To add one more issue to the list of problems currently facing California’s budget, Governor Arnold Schwarzenegger estimated the budget will fall out of balance by $5 to 7 billion this fiscal year, on top of a $7.4 billion gap already projected for 2010-2011.
The governor is required to send a balanced budget to the legislature. If the governor’s estimate is correct, state officials will confront at least a $12.4-14.4 billion problem when Schwarzenegger releases his budget in January.
In an interview with the Fresno Bee Editorial Board, Schwarzenegger emphasized deep spending cuts as a solution to the budget gap but did not mention tax increases.
“We are not out of the woods yet,” Schwarzenegger said. “The key thing is, we have to go and still make cuts and still reign in the spending. It will be tougher because I think the low-hanging fruits and the medium-hanging fruits are all gone. I think that now we are going to the high-hanging fruits, and very tough decisions still have to be made.”
H.D. Palmer, Deputy Director of External Affairs for the California Department of Finance, said the Department of Finance is working to find solutions to this problem.
“We are going to have to propose solutions in January, but we have not made a decision on what these will be,” Palmer said. “We are planning on getting a better estimate of the size of the budget gap and possible solutions by the first week of December.”
The state is currently $1 billion behind in tax revenues. It is unlikely that taxes will be increased to remedy the budget gap.
“From this year’s special election, the governor concluded that voters don’t want increased taxes,” Palmer said.
The likely solution to the budget gap will be further cuts to programs like education and social services.
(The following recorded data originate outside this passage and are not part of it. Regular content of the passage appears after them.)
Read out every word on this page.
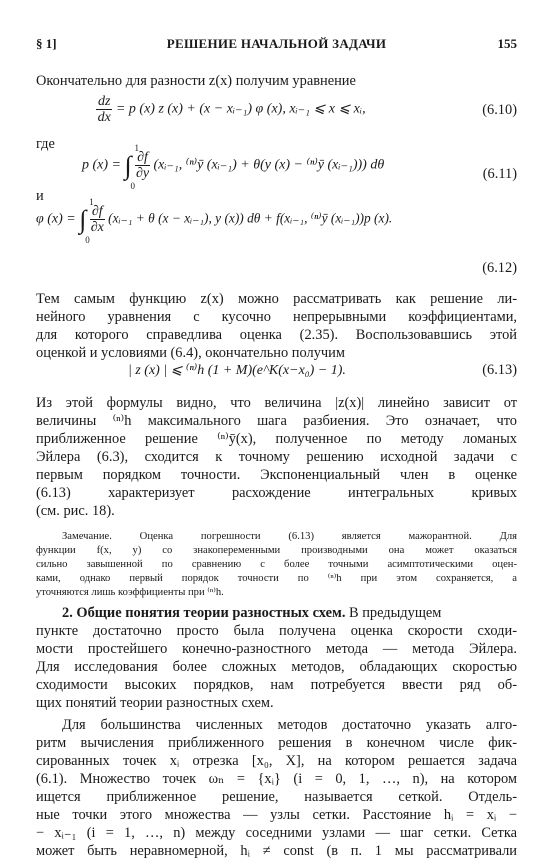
§ 1]	РЕШЕНИЕ НАЧАЛЬНОЙ ЗАДАЧИ	155
Окончательно для разности z(x) получим уравнение
$\frac{dz}{dx} = p$ (x) z (x) + (x − xᵢ₋₁) φ (x), xᵢ₋₁ ⩽ x ⩽ xᵢ,	(6.10)
где
p (x) = ∫
1
0

$\frac{\partial f}{\partial y}$ (xᵢ₋₁, ⁽ⁿ⁾ȳ (xᵢ₋₁) + θ(y (x) − ⁽ⁿ⁾ȳ (xᵢ₋₁))) dθ
(6.11)
и
φ (x) = ∫
1
0

$\frac{\partial f}{\partial x}$ (xᵢ₋₁ + θ (x − xᵢ₋₁), y (x)) dθ + f(xᵢ₋₁, ⁽ⁿ⁾ȳ (xᵢ₋₁))p (x).
(6.12)
Тем самым функцию z(x) можно рассматривать как решение ли-
нейного уравнения с кусочно непрерывными коэффициентами,
для которого справедлива оценка (2.35). Воспользовавшись этой
оценкой и условиями (6.4), окончательно получим
| z (x) | ⩽ ⁽ⁿ⁾h (1 + M)(e^K(x−x₀) − 1).	(6.13)
Из этой формулы видно, что величина |z(x)| линейно зависит от
величины ⁽ⁿ⁾h максимального шага разбиения. Это означает, что
приближенное решение ⁽ⁿ⁾ȳ(x), полученное по методу ломаных
Эйлера (6.3), сходится к точному решению исходной задачи с
первым порядком точности. Экспоненциальный член в оценке
(6.13) характеризует расхождение интегральных кривых
(см. рис. 18).
Замечание. Оценка погрешности (6.13) является мажорантной. Для
функции f(x, y) со знакопеременными производными она может оказаться
сильно завышенной по сравнению с более точными асимптотическими оцен-
ками, однако первый порядок точности по ⁽ⁿ⁾h при этом сохраняется, а
уточняются лишь коэффициенты при ⁽ⁿ⁾h.
2. Общие понятия теории разностных схем. В предыдущем
пункте достаточно просто была получена оценка скорости сходи-
мости простейшего конечно-разностного метода — метода Эйлера.
Для исследования более сложных методов, обладающих скоростью
сходимости высоких порядков, нам потребуется ввести ряд об-
щих понятий теории разностных схем.
Для большинства численных методов достаточно указать алго-
ритм вычисления приближенного решения в конечном числе фик-
сированных точек xᵢ отрезка [x₀, X], на котором решается задача
(6.1). Множество точек ωₙ = {xᵢ} (i = 0, 1, …, n), на котором
ищется приближенное решение, называется сеткой. Отдель-
ные точки этого множества — узлы сетки. Расстояние hᵢ = xᵢ −
− xᵢ₋₁ (i = 1, …, n) между соседними узлами — шаг сетки. Сетка
может быть неравномерной, hᵢ ≠ const (в п. 1 мы рассматривали
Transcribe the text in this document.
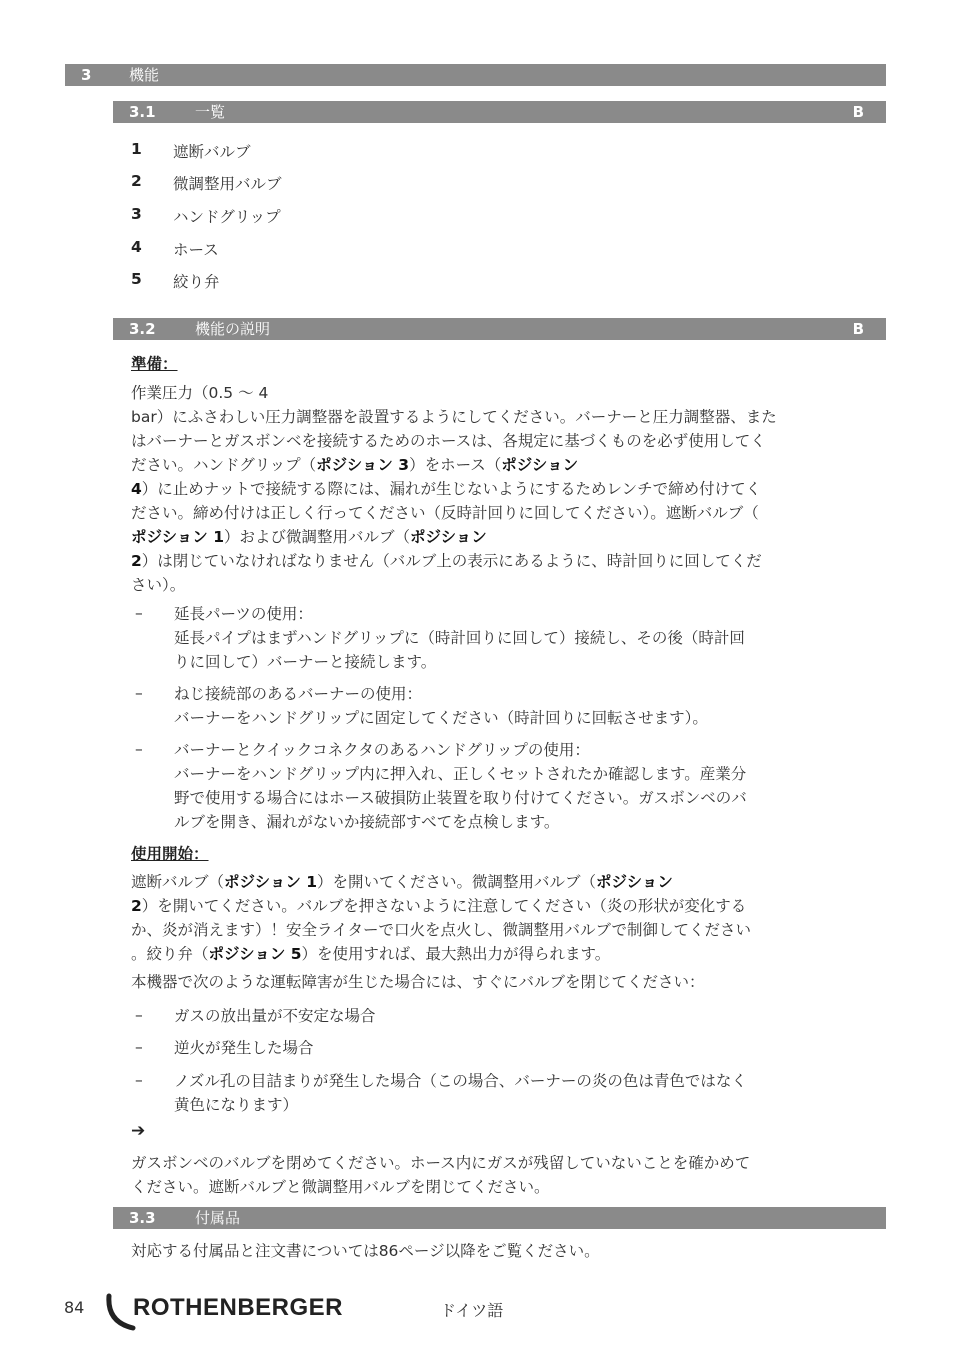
3	機能
3.1	一覧	B
1 遮断バルブ
2 微調整用バルブ
3 ハンドグリップ
4 ホース
5 絞り弁
3.2	機能の説明	B
準備：
作業圧力（0.5 〜 4
bar）にふさわしい圧力調整器を設置するようにしてください。バーナーと圧力調整器、また
はバーナーとガスボンベを接続するためのホースは、各規定に基づくものを必ず使用してく
ださい。ハンドグリップ（ポジション 3）をホース（ポジション
4）に止めナットで接続する際には、漏れが生じないようにするためレンチで締め付けてく
ださい。締め付けは正しく行ってください（反時計回りに回してください）。遮断バルブ（
ポジション 1）および微調整用バルブ（ポジション
2）は閉じていなければなりません（バルブ上の表示にあるように、時計回りに回してくだ
さい）。
– 延長パーツの使用：
延長パイプはまずハンドグリップに（時計回りに回して）接続し、その後（時計回
りに回して）バーナーと接続します。
– ねじ接続部のあるバーナーの使用：
バーナーをハンドグリップに固定してください（時計回りに回転させます）。
– バーナーとクイックコネクタのあるハンドグリップの使用：
バーナーをハンドグリップ内に押入れ、正しくセットされたか確認します。産業分
野で使用する場合にはホース破損防止装置を取り付けてください。ガスボンベのバ
ルブを開き、漏れがないか接続部すべてを点検します。
使用開始：
遮断バルブ（ポジション 1）を開いてください。微調整用バルブ（ポジション
2）を開いてください。バルブを押さないように注意してください（炎の形状が変化する
か、炎が消えます）！安全ライターで口火を点火し、微調整用バルブで制御してください
。絞り弁（ポジション 5）を使用すれば、最大熱出力が得られます。
本機器で次のような運転障害が生じた場合には、すぐにバルブを閉じてください：
– ガスの放出量が不安定な場合
– 逆火が発生した場合
– ノズル孔の目詰まりが発生した場合（この場合、バーナーの炎の色は青色ではなく
黄色になります）
➔
ガスボンベのバルブを閉めてください。ホース内にガスが残留していないことを確かめて
ください。遮断バルブと微調整用バルブを閉じてください。
3.3	付属品
対応する付属品と注文書については86ページ以降をご覧ください。
84 ROTHENBERGER	ドイツ語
The governor and legislators already agreed to substantial cuts to education and social services earlier this year, as well as temporary tax hikes.
Palmer said at this point, it is unclear what programs are likely to be cut, but education may be on the chopping block.
“It’s tough to say if education is going to be cut,” Palmer said. “The governor supports higher education, but we are facing a challenging fiscal climate.”